Seminar: Dr Lucy Gately and A/Prof Bernie Pope

Dr Lucy Gately and A/Prof Bernie Pope

Lecture Theatre C, Level 7, Victorian Comprehensive Cancer Centre, 305 Grattan Street, Melbourne

Share via

Understanding survivors of glioblastoma: who they are and their experiences

Dr Lucy Gately, Clinical Research Fellow
St Vincent’s Hospital, Melbourne

Glioblastoma is the most common and most aggressive primary brain tumour in adults. Even with conventional treatment, survival remains poor at 12 months. Approximately 13% of patients survive longer than two years from diagnosis and are deemed long-term survivors. Currently, little is known about who this population is and the issues they face during their survivorship. This research aims to better understand the indicators that predict for long-term survivorship so that we can identify these patients earlier in their disease course, as well as understand their experiences during survival so that we can better cater for these patients both as medical professionals and as a community.

Classifying DNA mismatch repair variant pathogenicity using protein structure and function predictions

A/Prof Bernie Pope, Lead Bioinformatician (Cancer and Clinical Genomics)
UMCCR and Department of Clinical Pathology, Melbourne Bioinformatics

The DNA mismatch repair (MMR) mechanism plays an important role in maintaining genome integrity by correcting small mutations that can arise from DNA damage or from mistakes made during replication and recombination. Loss of MMR function in a cell can lead to a rapid accumulation of somatic mutations, giving rise to a hypermutated phenotype. In humans, this mutational process can lead to cancer when key oncogenes are disrupted. Individuals who carry a pathogenic germline mutation in an MMR gene are at a substantially higher lifetime risk of many types of cancer, a condition known as Lynch syndrome. Therefore, considerable effort has been made over many years in identifying pathogenic MMR gene variants in the population.
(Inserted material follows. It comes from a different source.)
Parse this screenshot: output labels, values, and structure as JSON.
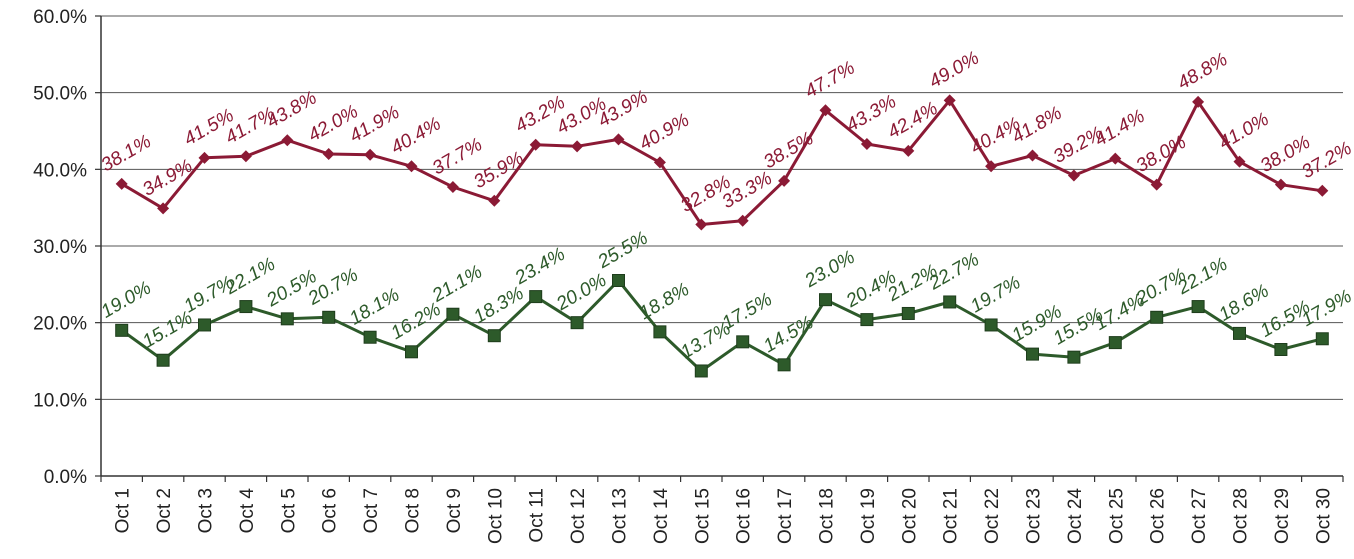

A major challenge for this work has been the discrimination of high-risk deleterious variants from those which are benign. Addressing this challenge, the International Society for Gastrointestinal Hereditary Tumours (InSiGHT) has established a database of expertly curated and classified MMR variants. The database contains a collection of over 2600 unique MMR gene variants associated with pathogenicity classifications. However, nearly 800 of those variants fall into the "uncertain" class, posing challenges for variant interpretation.

In this talk, A/Prof Pope will describe the group's efforts to incorporate predicted protein structural and functional features of MMR variants to develop a new computational classifier of pathogenicity. He will also demonstrate our new website, called StruMMR, for visualising and interpreting the results of the classifier. The group believes this information will provide further guidance to the interpretation of novel variants not currently classified within the InSiGHT database and assist with re-classification of variants within the "uncertain" class.